A patrimonialização do cotidiano: desafios para as políticas públicas
The diurnal heritage: challenges for public policies

Fabíola Rodrigues

 

Essa constatação, é bom observar, não exprime um juízo antiarquitetônico ou uma defesa de boicote à arquitetura, mas se propõe lembrar que as lentes a partir das quais julgamos a realidade estão impregnadas pelas disputas sociais travadas em torno da construção do que é socialmente relevante – e é evidente que o apuro estilístico ou que o monumental valor estético de uma obra já expressam, per se, suas vinculações sociais, o seja, já enunciam os grupos sociais específicos e bem definidos que representam.
Nesse contexto, a questão fundamental a ser respondida é como escapar da armadilha da atribuição de significado aos bens patrimoniais, orientada por cânones estéticos e artísticos que, afinal, terminam por chancelar como socialmente legítimas e relevantes (em detrimento de outras) as expressões materiais dos grupos mais poderosos, política e economicamente dominantes?
A experiência da cidade de Campinas e de seu órgão de preservação, o CONDEPACC, provavelmente compondo uma trajetória semelhante a de tantos outros municípios e órgãos de defesa do patrimônio espalhados pelo país, mostra que a ampliação da abrangência social da política patrimonial passa, necessariamente, por um deslocamento da valoração da excepcionalidade (estética, arquitetônica, artística), para a valoração da cotidianidade (dos modos de fazer, de trabalhar, de produzir, de viver) como substrato das ações de preservação.

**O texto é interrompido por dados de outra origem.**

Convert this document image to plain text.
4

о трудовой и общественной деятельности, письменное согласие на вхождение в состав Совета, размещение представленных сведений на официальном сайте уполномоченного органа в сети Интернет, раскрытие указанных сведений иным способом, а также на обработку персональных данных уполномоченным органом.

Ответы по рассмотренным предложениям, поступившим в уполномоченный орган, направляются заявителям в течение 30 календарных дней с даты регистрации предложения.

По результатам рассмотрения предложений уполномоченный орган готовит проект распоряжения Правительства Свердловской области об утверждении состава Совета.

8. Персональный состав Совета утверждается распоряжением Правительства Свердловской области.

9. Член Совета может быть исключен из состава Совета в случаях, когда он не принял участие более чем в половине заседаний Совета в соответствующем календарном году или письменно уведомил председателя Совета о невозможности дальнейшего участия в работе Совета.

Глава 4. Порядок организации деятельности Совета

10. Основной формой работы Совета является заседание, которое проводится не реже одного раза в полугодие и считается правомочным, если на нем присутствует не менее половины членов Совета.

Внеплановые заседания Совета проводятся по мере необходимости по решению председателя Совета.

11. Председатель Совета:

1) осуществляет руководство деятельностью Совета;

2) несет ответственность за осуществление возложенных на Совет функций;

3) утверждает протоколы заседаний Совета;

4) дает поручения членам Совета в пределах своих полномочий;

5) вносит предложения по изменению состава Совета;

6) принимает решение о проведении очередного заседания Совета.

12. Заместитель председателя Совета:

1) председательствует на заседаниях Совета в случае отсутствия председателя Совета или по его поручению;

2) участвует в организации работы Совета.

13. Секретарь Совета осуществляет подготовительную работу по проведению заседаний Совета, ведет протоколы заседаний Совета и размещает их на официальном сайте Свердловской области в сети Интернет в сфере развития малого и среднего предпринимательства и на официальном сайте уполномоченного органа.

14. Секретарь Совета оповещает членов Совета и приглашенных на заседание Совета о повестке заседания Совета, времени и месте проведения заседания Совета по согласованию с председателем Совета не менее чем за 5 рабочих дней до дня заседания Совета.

As práticas patrimoniais em Campinas: o difícil deslocamento da excepcionalidade para a cotidianidade
 
O Conselho de Defesa do Patrimônio Cultural de Campinas (CONDEPACC) foi instituído pela Lei nº 5.885, em 17 de dezembro de 1987, com o objetivo de assegurar a preservação do patrimônio cultural de interesse local.
É interessante observar que o órgão foi criado antes mesmo da emergência da Constituição Federal de 1988 no ordenamento jurídico brasileiro, antecipando-se, portanto, à legislação federal no reconhecimento do município como ente investido da competência de zelar pelo patrimônio cultural, no âmbito da repartição de competências entre os entes da federação (MEIRELLES, 2010)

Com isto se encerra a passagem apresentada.